Related: The Complex Relationship Between Transgender Women and Makeup

Also worth noting is that in cases like this one, the discrimination is two-pronged. “For one thing, the California civil rights law prohibits businesses from discriminating based on sex — there’s no question at all that keeping women out of barbershops is against the law — so that’s one half of this,” Ilona Turner, legal director of the Transgender Law Center in Oakland told Yahoo Beauty regarding the Trevis case when it was filed. “The law also prohibits discrimination based on gender identity and says an individual must be treated in accordance with their gender identity.”

Oliver, an Army reserve sergeant who served in Afghanistan, was born female but identifies as being “more male than female,” and prefers to use gender-neutral pronouns “they,” “them,” and “their” instead of “him” or “her.” The plaintiff had recently moved to California from Colorado on the day of the alleged discriminatory incident in March. That’s when Oliver went into The Barbershop in Rancho Cucamonga for an appointment. But when barber Richard Hernandez perceived Oliver to be female, he said that he did not cut women’s hair and therefore could not carry out the haircut. Oliver later called the barbershop to explain a gender identity that was “more male than female,” but Hernandez still refused to provide his services.

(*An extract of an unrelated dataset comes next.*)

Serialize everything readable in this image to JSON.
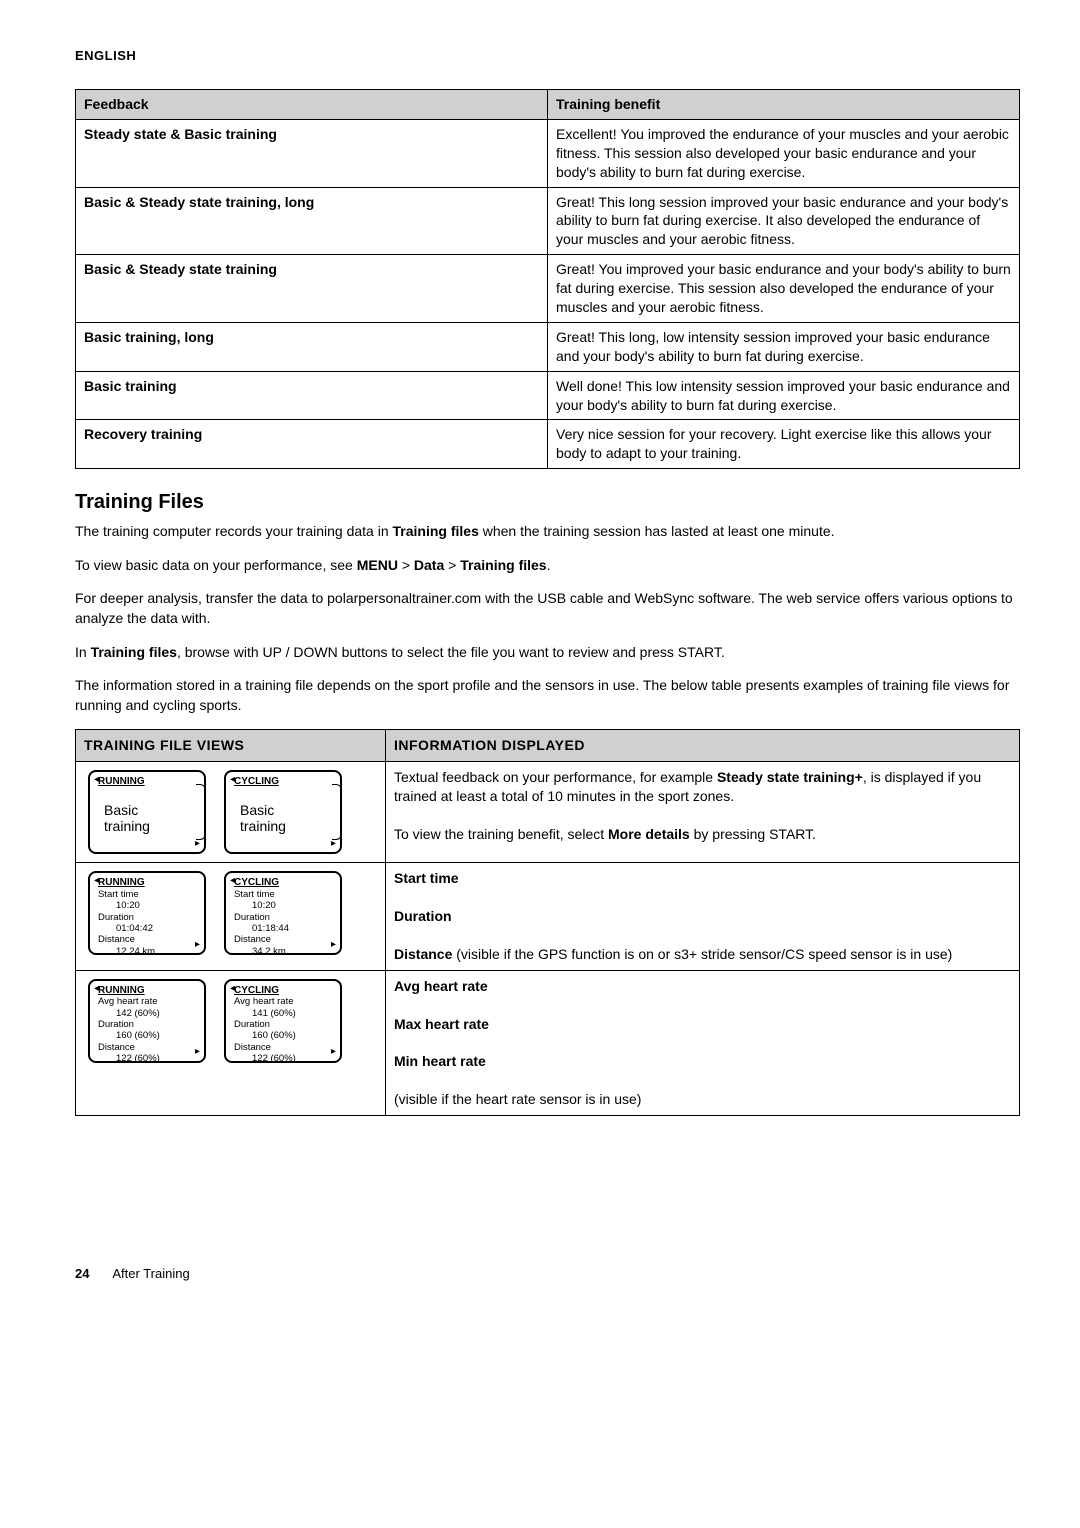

Hernandez later said to reporters, “God teaches a very clear distinction between the genders,” that people should not “go against what God has created” and that “it’s a shame for a man to have long hair, but if a woman has long hair, it’s her glory.”

As Oliver noted in the Lambda Legal press release, “I was hurt and humiliated to be unable to get something as basic as a haircut, based on assumptions about who I am and expectations about who I should be. When you go for a haircut, you don’t expect your barber to police your gender. A business may think I’m going against God’s will by having short hair, but that doesn’t give it the right to act on that belief and to deny me the same service that it provides to others.”

The fact that Oliver’s gender identity may not be clear-cut or fall neatly within a male-female binary may be confusing to some, but that’s beside the point in this case, Renn tells Yahoo Beauty. “It is the case that Kendall doesn’t identify on the binary, and there are plenty of people in the same boat, as choosing one doesn’t capture who they are,” he explains. “Kendall simply said, ‘I’m here for a haircut,’ and the owner said no without any information beyond looking at Kendall. That would be harmful even if he had accurately perceived [a non-transgender woman’s] gender, in other words if Kendall were not transgender. But it’s incredibly demeaning to be told you are not what feels correct to you on the inside. So I think this case captures the different layers of harm.”

The bottom line? “Some people may not understand Kendall’s gender identity, but there’s no confusion about the fact that Kendall was discriminated against on the basis of sex,” Renn says, “no matter how you slice it.”